Film Review
Pain and gain: Risk

Julian Assange in Laura Poitras’ latest documentary
Julian Assange in Laura Poitras’ latest documentary | © Praxis Films 2016

Assange is a well-known name in much of the world for a plethora of reasons, and while Laura Poitras’ latest documentary isn’t the first attempt to delve into his exploits, it is the most personal.

 “Sometimes the risk can be very high, but the opportunities can also be very high,” explains Julian Assange, chatting to the camera in Laura Poitras’ latest documentary. Its title springs from his words, but while the film chronicles the Australian WikiLeaks founder’s actions, it doesn’t merely chart the risks that have come to define his life. Beginning shooting in 2010, and covering a time period that spans until early 2017, Risk proves — among its obvious focus — a portrait of the struggle of recording reality. Assange adds to his risks as he purports to lay bare his thoughts and feelings; Poitras exposes her own as she follows a story that’s constantly shifting and evolving.
 
Indeed, when Poitras admits that “this is not the film I thought I was making” in one her vocalised production diaries, which serve as structural interludes between Risk’s sections, the documentary’s dual probe becomes apparent. The director of Oscar-winning fellow technology, surveillance, privacy and cyber-activism-focused effort Citizenfour mightn’t have intended for her current feature to interrogate her own methods, but, thanks to Assange, that becomes inevitable. When she raises her concerns with the audience — “I thought I could ignore the contradictions. I was wrong,” she offers — it’s impossible not to see Risk for what it is: a filmmaker coming to terms with a story and a subject that changed more rapidly than she could comfortably document. The fact that the film first premiered at the Cannes Film Festival in 2016, only to be re-edited afterwards prior to its ultimate cinema release, only solidifies that pervasive observation. 

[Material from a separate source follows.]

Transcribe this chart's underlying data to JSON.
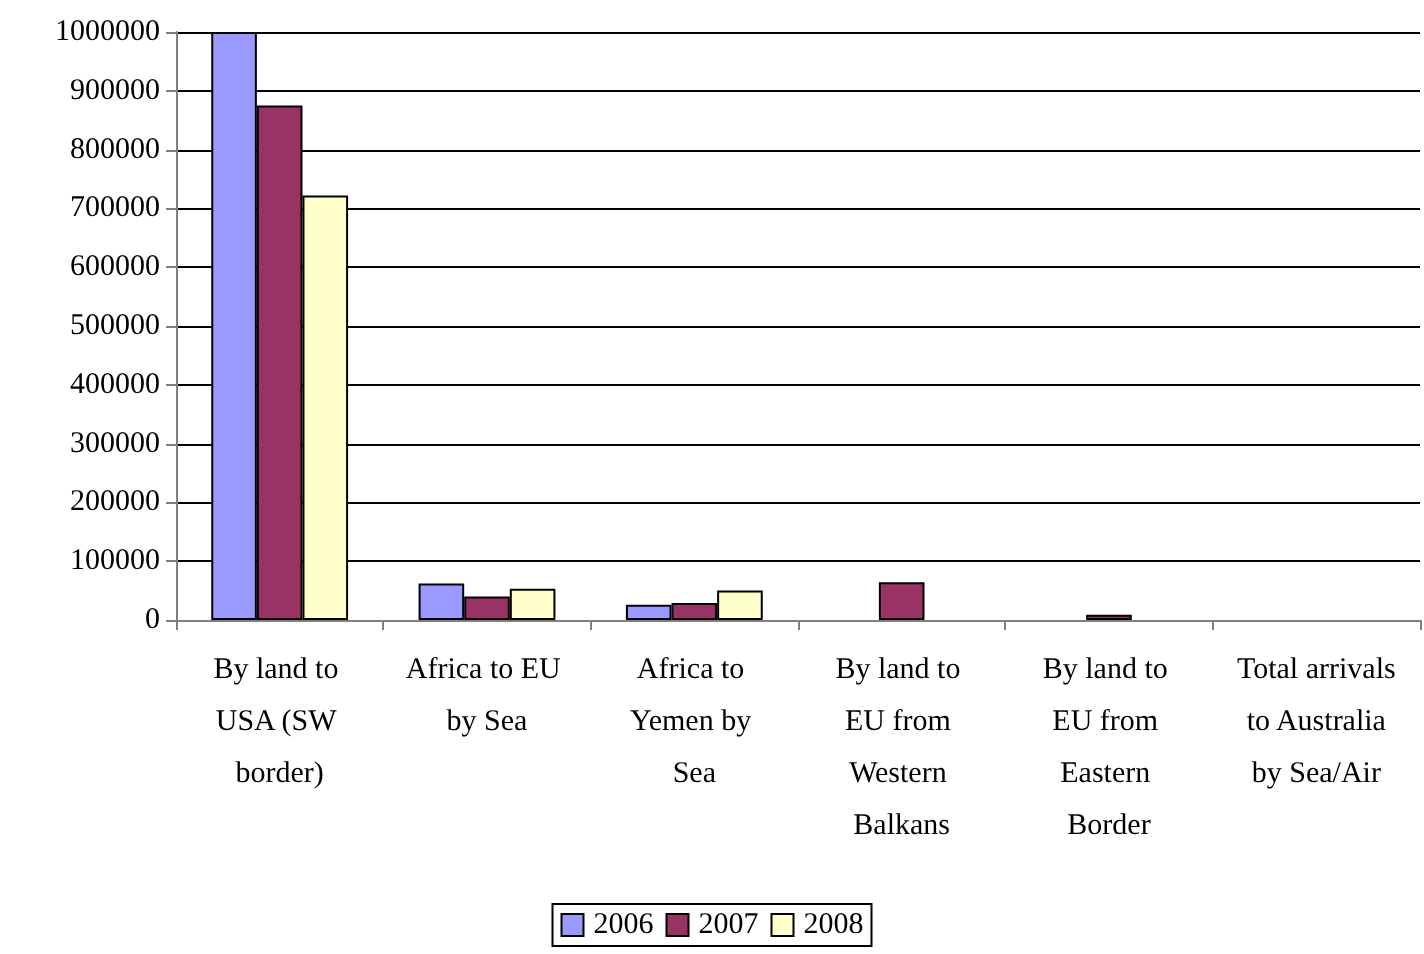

The film 'Risk' chronicles the Australian WikiLeaks founder’s actions The film 'Risk' chronicles the Australian WikiLeaks founder’s actions | © Praxis Films 2016

A personal exploration

Weathering pain in search of investigative, informative, potentially enlightening gains, what loaded terrain the director and producer steps into. Assange is a well-known name in much of the world for a plethora of reasons, and while hers isn’t the first attempt to delve into his exploits, it is the most personal. Where Underground: The Julian Assange Story dramatised his youth, and The Fifth Estate his leap into the spotlight, Risk lets the man himself do much of the talking. And, while other factual analyses have graced screens — including Alex Gibney’s BAFTA-nominated We Steal Secrets: The Story of WikiLeaks Risk is less concerned with his organisation, endeavouring instead to dive more intimately into what makes him tick. Endeavouring is the key word.
 
Accordingly, cue two intertwined strands in a feature that, where Assange himself is concerned, already splinters off on a number of tangents. And, cue a fractured documentary clearly tussling with what it should be thanks to a subject who proves purposefully slippery — whether evading questioning with well-chosen words, or putting on a disguise to avoid being spotted by the media. Consequently, as it jumps back and forth through the timeline of Assange’s antics, Risk explores the man, his mission, the myth and his misdeeds, while also noting Poitras’ response. The film bobs and weaves between the two, one leading the other, but the latter constantly repositioning as a result of the former. 

Glimpses of the broader picture

 As Risk’s cameras spy, Assange tries to liaise with then-U.S. Secretary of State Hillary Clinton about State Department documents, weathers the fallout from Swedish sexual assault allegations, seeks asylum in the Ecuadorian embassy in London, is interviewed by Lady Gaga, and becomes sought after once more when WikiLeaks publishes Democratic National Congress emails in the lead up to the 2016 American election. And, as Poitras’ narration and vision offer, she supplements his tale with her own reflections about their interactions, and with others. Further, she pieces together glimpses of the broader picture he fits within — including activist Jacob Appelbaum’s activities, Chelsea Manning’s revelations and being contacted by an anonymous source who claims to have evidence of NSA spying.

'Risk' shows Julian Assange in most personal situations 'Risk' shows Julian Assange in most personal situations | © Praxis Films 2016 The figure promising a wealth of U.S. Government data is, of course, Edward Snowden, who sat at the core of Citizenfour. Just as the vast amounts of publicly available information about Assange’s background looms over Risk, so does Poitras’ previous person of interest, and the manner in which she tackled his tale to great acclaim. It’s difficult not to view her current effort without thinking of the last, comparing the vastly differing crusaders at their centre, or contrasting the way each documentary approaches their subject; the filmmaker’s combined tapestry of cyber-investigation possesses too many shared threads, but where one is tight and focused, the other is loose and almost unravelling. Consider the chasm evidence of a clearly defined past versus an uncertain future, of plotting a story versus probing the process of adapting to one, or of a commanding effort followed by a searching one — and, consider the resulting film an intriguing risk reaching for but never quite grasping the rewards it seeks, just like everything it captures.